運動というと走り回ることを想像しがちですが、猫の場合は上下運動をさせるだけでも運動量を稼ぐことができます。

個人的におすすめなタイプはジャングルジムのような構造のキャットタワーです。このタイプは細かなステップになっているので、運動が苦手な猫はもちろんのこと、まだまだ動けるシニア猫でも安心して遊ばせることができます。

運動しないとどうなるの?

体重計に乗る猫

そもそも"運動嫌いな猫に無理強いしなくても良いのでは"と思う方もいらっしゃるでしょう。

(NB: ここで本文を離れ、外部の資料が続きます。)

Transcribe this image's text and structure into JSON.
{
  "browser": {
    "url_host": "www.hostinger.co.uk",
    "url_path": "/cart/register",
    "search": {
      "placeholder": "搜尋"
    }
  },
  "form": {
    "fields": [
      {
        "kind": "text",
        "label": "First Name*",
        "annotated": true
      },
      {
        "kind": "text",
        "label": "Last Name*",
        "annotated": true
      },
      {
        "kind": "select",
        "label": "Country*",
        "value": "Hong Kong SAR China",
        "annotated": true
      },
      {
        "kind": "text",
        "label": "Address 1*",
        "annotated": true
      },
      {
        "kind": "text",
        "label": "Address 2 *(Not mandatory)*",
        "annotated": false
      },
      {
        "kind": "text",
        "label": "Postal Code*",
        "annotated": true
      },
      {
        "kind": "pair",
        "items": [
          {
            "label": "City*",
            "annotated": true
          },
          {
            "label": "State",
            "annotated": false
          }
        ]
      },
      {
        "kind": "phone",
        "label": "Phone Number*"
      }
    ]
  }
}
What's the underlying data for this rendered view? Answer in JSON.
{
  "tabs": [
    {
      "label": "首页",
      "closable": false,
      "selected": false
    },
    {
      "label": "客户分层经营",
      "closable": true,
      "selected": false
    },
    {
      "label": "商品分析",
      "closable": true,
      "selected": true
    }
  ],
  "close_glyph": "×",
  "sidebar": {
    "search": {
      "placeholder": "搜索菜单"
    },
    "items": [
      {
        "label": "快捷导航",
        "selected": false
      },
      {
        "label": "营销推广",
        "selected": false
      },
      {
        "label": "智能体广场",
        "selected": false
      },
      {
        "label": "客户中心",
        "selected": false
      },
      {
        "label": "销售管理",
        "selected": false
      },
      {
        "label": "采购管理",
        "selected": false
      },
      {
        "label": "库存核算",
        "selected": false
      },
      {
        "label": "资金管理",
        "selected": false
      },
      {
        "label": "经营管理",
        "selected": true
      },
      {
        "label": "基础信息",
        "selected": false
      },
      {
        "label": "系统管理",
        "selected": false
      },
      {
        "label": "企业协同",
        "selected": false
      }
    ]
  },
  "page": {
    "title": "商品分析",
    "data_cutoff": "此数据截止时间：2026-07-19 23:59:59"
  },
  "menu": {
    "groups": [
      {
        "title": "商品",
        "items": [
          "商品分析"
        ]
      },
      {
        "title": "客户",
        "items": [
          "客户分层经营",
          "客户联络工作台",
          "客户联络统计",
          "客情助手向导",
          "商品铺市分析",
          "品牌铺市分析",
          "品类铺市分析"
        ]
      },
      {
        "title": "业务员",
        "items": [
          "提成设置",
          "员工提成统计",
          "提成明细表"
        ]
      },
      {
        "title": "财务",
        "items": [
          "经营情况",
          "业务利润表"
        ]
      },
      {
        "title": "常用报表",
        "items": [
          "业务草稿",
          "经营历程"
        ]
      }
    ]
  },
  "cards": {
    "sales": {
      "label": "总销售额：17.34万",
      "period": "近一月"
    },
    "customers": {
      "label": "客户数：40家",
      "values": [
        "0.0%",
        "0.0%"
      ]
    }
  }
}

確かに嫌がる遊びを強要するのはストレスにつながります。

かといって、ほとんど動かない生活を放置するのも問題です。ここからは、具体的にどのような弊害があるのかについて紹介いたします。

肥満

"食べて寝る"を繰り返すと、消費カロリーよりも摂取カロリーのほうが大きくなります。そしてゆくゆくは肥満になってしまいます。

糖尿病や心臓病など弊害

よく肥満は万病の元といいますが、猫の場合も同様です。特に糖尿病は1度罹ること厄介です。一生飲み薬やインシュリン注射が必要になるケースも珍しくありません。

便秘になる

運動不足が慢性化すると便秘になる恐れがあります。肛門括約筋が弱ると排便する力そのものが弱くなるため、便秘が習慣づいてしまいます。

筋力低下と関節炎

先ほど肛門括約筋が登場しましたが、運動嫌いなままではその他の筋肉にも影響が及びます。そして最終的には関節を支える筋肉が弱くなり関節炎が起こり得ます。

これが常態化すると"動きたいのに動けない"という悪循環に陥ります。

まとめ

遊ぶ猫

運動があまり得意ではない、正直それほど好きそうではない、大の運動嫌い。そんな猫たちにも体を動かしてほしい理由は、肥満や便秘、筋力低下や関節炎になることを防ぎたいからです。

愛猫が運動を嫌がる場合は、無理のない範囲で少しずつ運動を取り入れてみてください。

子猫や若い猫であれば『だるまさんがころんだ』のような遊びを好む場合もあります。柱の陰や階段からチラチラと顔を見せて引き付けてみてください。